Tuesday, November 11, 2008

Another Bad Omen For Pension Lawsuit

A story in yesterday's paper mentions the lawsuit Milwaukee County has filed against Mercer, alleging that Mercer gave faulty information to the County before it was approved. The County's case already suffered a major blow when its star witness, Stuart Piltch, developed sudden health problems related to the CIA training he never received, and dropped out of the case.

From the article:

Bloom, a consultant and vice president for an insurance firm, says Mercer should not be blamed for the county's approval of the pension deal because pension actuaries "are not watchdogs and do not have responsibility for the plan's overall welfare."

Bloom says the County Board and the county's Pension Study Commission had the responsibility to decide whether the benefit upgrade was wise.

The county argues that Bloom isn't qualified to make judgments about what happened because she's not an actuary, a financial analyst who projects long-term benefit costs.

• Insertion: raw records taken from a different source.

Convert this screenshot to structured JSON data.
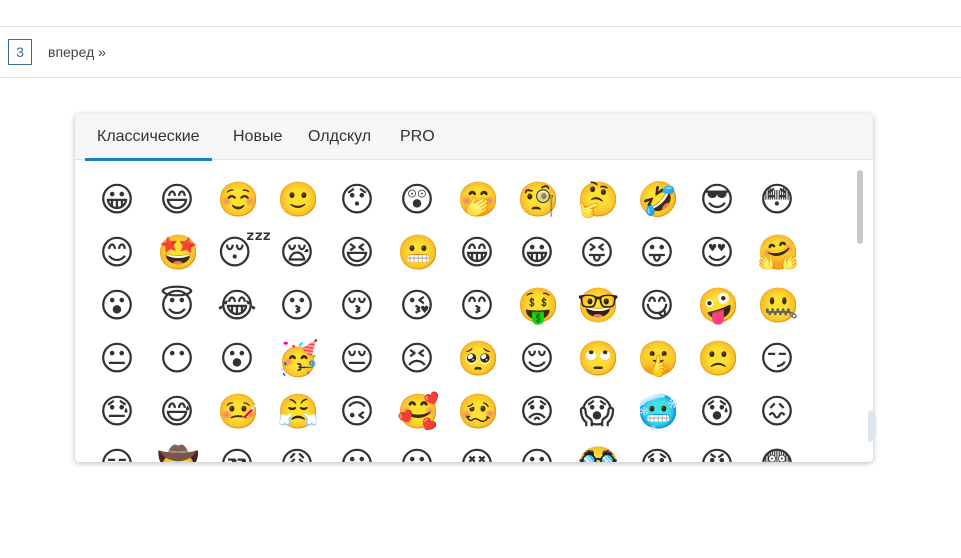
{
  "pagination": {
    "page": "3",
    "next_label": "вперед »"
  },
  "picker": {
    "tabs": [
      {
        "label": "Классические",
        "active": true
      },
      {
        "label": "Новые",
        "active": false
      },
      {
        "label": "Олдскул",
        "active": false
      },
      {
        "label": "PRO",
        "active": false
      }
    ],
    "accent_color": "#1a7fc1",
    "rows": [
      [
        "😀",
        "😄",
        "☺️",
        "🙂",
        "😯",
        "😲",
        "🤭",
        "🧐",
        "🤔",
        "🤣",
        "😎",
        "😳"
      ],
      [
        "😊",
        "🤩",
        "😴",
        "😪",
        "😆",
        "😬",
        "😁",
        "😀",
        "😝",
        "😛",
        "😍",
        "🤗"
      ],
      [
        "😮",
        "😇",
        "😂",
        "😗",
        "😚",
        "😘",
        "😙",
        "🤑",
        "🤓",
        "😋",
        "🤪",
        "🤐"
      ],
      [
        "😐",
        "😶",
        "😮",
        "🥳",
        "😔",
        "😣",
        "🥺",
        "😌",
        "🙄",
        "🤫",
        "🙁",
        "😏"
      ],
      [
        "😓",
        "😅",
        "🤒",
        "😤",
        "🙃",
        "🥰",
        "🥴",
        "😟",
        "😱",
        "🥶",
        "😰",
        "😖"
      ],
      [
        "😑",
        "🤠",
        "😒",
        "😩",
        "😶",
        "😦",
        "😵",
        "😕",
        "🥸",
        "😞",
        "😡",
        "😨"
      ]
    ]
  }
}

Mercer argues that Bloom's opinions are valid, noting that she is an expert on actuarial ethics.

Farber writes in a report for Mercer that the county's damage estimates linked to the pension deal are inflated because they fail to account for costs of alternative wage and benefit improvements the county likely would have offered to employees had the backdrop deal not been struck.

Farber notes that former county Human Resources Director Gary Dobbert has said the backdrop and related pension upgrades were a bargaining chip used in negotiations for smaller raises.

Dobbert, who was convicted of misleading county officials about the pension upgrade costs, died in August.

Lawyers for the county said Farber's opinions are unreliable because they aren't based on specific evidence that the backdrop was used as a trade-off. Mercer's lawyers defended Farber, an economics professor at Princeton University.

In other filings, the county is asking that mention of Dobbert's misconduct convictions should be off-limits at trial, saying it would prejudice jurors.

I'm not an attorney, nor do I play one on the Intertubes, but it seems to me that the County is well over the edge on this lawsuit if they are coming up with such lame arguments.

Don't get me wrong, I am not wishing the County ill in this matter, but I have to be realistic. The County never bothered to check the credentials on this Piltch fellow, and now they are paying for it. I'm just wondering if the county is now just throwing good money after bad.